The FiinGroup’s Q1/2025 profit report reveals a normalization of growth trends after several quarters of recovery from low bases. The market’s after-tax profit increased by 12% year-on-year, significantly lower than the 2024 quarterly average (+20.5%/quarter). However, it reflects more substantial and stable growth, excluding significant contributions from financial income.
QUALITATIVE AND STABLE PROFIT GROWTH
The growth momentum continues to come from the Finance group, with a 13.4% year-on-year increase. Banks led this growth with a 15.3% rise. The Non-Financial group grew by 10.4%, a reasonable increase considering the high comparative base. Real Estate, Electricity, Information Technology, Retail, and Exports (Seafood, Textile & Garment, Chemicals, etc.) were the main contributors.
This indicates that the market is returning to a more stable and qualitative profit growth trajectory, moving away from the technical recovery seen in previous quarters.
In the growth group, Real Estate took the lead due to revenue recognition from project handovers, followed by Retail, which benefited from recovering demand for electronic and technology products and proactive cost-cutting measures by enterprises to improve margins.
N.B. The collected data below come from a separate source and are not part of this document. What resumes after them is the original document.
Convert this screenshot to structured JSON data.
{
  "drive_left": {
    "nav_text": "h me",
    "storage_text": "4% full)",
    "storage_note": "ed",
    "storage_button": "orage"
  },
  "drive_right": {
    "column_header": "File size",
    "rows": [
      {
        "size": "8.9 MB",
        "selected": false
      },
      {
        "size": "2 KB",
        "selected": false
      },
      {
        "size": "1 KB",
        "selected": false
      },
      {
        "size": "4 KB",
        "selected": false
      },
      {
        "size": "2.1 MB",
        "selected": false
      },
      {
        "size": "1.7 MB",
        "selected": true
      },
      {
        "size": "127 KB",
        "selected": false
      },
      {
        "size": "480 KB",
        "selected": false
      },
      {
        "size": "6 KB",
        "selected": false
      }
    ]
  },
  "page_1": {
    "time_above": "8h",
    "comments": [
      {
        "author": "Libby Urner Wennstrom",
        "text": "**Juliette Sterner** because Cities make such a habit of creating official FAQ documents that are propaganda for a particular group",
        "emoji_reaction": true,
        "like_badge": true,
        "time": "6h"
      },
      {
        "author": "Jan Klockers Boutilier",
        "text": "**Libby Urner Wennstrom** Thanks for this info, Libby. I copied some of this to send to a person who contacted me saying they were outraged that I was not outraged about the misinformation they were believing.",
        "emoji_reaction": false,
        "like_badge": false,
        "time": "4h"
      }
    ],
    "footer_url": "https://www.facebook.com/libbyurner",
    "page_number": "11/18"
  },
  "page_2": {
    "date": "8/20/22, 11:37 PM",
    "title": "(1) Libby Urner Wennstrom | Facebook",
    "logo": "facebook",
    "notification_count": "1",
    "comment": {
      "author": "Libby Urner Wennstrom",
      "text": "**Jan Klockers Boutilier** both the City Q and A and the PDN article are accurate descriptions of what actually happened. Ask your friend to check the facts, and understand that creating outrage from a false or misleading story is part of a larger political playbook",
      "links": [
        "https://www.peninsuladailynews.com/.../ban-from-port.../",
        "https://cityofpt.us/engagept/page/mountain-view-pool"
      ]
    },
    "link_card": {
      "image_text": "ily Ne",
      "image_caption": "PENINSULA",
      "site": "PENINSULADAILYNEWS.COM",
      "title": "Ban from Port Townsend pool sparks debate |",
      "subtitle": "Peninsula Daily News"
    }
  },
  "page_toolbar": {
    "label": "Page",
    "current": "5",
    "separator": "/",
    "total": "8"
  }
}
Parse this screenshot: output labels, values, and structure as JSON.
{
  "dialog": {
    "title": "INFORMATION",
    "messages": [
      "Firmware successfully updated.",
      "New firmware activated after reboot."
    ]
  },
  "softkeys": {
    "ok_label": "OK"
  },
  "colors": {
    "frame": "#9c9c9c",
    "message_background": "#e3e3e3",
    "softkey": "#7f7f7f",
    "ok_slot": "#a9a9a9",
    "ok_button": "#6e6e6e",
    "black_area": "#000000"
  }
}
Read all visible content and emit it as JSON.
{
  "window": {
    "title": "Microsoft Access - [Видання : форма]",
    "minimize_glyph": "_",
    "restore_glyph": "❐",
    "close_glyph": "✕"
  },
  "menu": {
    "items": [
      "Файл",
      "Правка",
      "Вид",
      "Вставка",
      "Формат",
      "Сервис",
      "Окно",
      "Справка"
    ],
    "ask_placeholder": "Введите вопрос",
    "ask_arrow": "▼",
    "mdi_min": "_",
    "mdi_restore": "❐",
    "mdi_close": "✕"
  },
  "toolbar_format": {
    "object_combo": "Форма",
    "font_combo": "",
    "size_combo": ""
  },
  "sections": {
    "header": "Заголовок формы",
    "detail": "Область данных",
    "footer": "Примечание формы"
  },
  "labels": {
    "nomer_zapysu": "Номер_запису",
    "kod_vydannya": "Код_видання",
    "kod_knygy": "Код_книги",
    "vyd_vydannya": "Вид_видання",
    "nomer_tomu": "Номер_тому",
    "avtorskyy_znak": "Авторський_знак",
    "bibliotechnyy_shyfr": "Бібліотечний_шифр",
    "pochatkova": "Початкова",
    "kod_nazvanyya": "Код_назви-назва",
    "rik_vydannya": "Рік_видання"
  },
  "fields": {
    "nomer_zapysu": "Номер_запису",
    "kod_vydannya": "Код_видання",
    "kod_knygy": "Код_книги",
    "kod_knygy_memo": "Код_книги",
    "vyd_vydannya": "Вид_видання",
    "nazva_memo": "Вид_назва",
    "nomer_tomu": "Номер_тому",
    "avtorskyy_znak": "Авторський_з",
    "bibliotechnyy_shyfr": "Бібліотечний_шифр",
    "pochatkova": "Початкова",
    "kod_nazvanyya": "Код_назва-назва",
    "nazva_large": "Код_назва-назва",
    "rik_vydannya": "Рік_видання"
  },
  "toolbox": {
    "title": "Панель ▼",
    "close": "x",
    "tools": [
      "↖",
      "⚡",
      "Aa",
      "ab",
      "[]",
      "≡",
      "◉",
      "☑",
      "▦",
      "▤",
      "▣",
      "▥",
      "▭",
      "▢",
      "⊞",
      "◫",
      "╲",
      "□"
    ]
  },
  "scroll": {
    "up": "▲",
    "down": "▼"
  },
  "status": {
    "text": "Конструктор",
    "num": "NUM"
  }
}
Meanwhile, Information Technology, Personal Goods, Basic Resources (mainly Steel), and Banks showed stable profit growth.
In the recovery group, Chemicals and Utilities signaled profit recovery from low bases due to stable input prices (mainly oil prices).
Among the decelerating groups, Food & Beverage recorded a modest profit growth of 5.5% in Q1/2025, despite previous expectations of benefiting from the domestic consumption recovery trend. Several leading enterprises witnessed declines in after-tax profits due to narrower EBIT margins and weak consumer demand, including VNM (-28.1%), SAB (-21.9%), and QNS (-26.4%). In contrast, outstanding profit increases were seen in MSN (+105.3%), Livestock (DBC, HAG), and Seafood (VHC, MPC, ANV).
For the Construction and Materials sector, which was expected to benefit from accelerated disbursement of public investment capital, the trend is also decelerating, with profit declines among leading enterprises such as VCG (-68.6%), CTD (-70.4%), and VCS (-19.6%). However, the Plastic Pipe (BMP, NTP) and Stone Mining (DHA, NNC, VLB) subgroups maintained positive growth.

In the declining group, profits continued to fall in the Oil & Gas sector but showed signs of bottoming out in Financial Services (mainly Securities). The significant improvement in stock market liquidity in April-May 2025 could become a supportive factor, opening up the potential for a return to growth for the industry in Q2. For Travel & Entertainment, the decline of -17.6% was due to the absence of abnormal income for HVN. Positively, HVN’s core business profit maintained a strong growth momentum, reaching +90.3% in Q1.
PROSPECTS FOR FULL-YEAR 2025 PROFITS
Regarding the prospects for 2025, based on the business plans announced by the management of listed companies, the market’s after-tax profit is expected to increase by 13.9%. Specifically, the Finance group targets a growth of 17%, unchanged from the 2024 performance, while the Non-Financial group sets a relatively cautious goal with a modest increase of 9.6%.
Although many large enterprises formulated their 2025 business plans before the emergence of tariff risks, this growth target (+13.9%) is still considered feasible in the context of a stabilizing economy and government efforts to boost internal strengths.

The groups that have outperformed their 2025 plans, along with improved profit growth quality (reflected in both revenue and EBIT margin increases in Q1), include Utilities (mainly Electricity such as POW, REE, GEG), Retail (MWG, FRT), and Chemicals (mainly Fertilizers such as DCM, DPM, and Rubber such as DRI).
The groups that are closely following their 2025 plans and exhibit stable growth prospects are Information Technology (FPT) and Banks (MBB, VPB, HDB).
The groups that are falling behind their 2025 profit plans include Real Estate, Food & Beverage, Construction & Materials, Oil & Gas, and Automotive & Components. While Real Estate (especially the residential segment) still holds recovery potential, Food & Beverage, and Construction & Materials show a decelerating growth trend, reflecting weaker-than-expected consumer demand and public investment disbursement progress.
Looking deeper, some sub-sectors displayed positive trends against the broader backdrop, such as Seafood and Livestock (within Food & Beverage) and Plastic Pipes and Stone Mining (within Construction & Materials), which recorded impressive profit growth in Q1/2025, outperforming their full-year plans.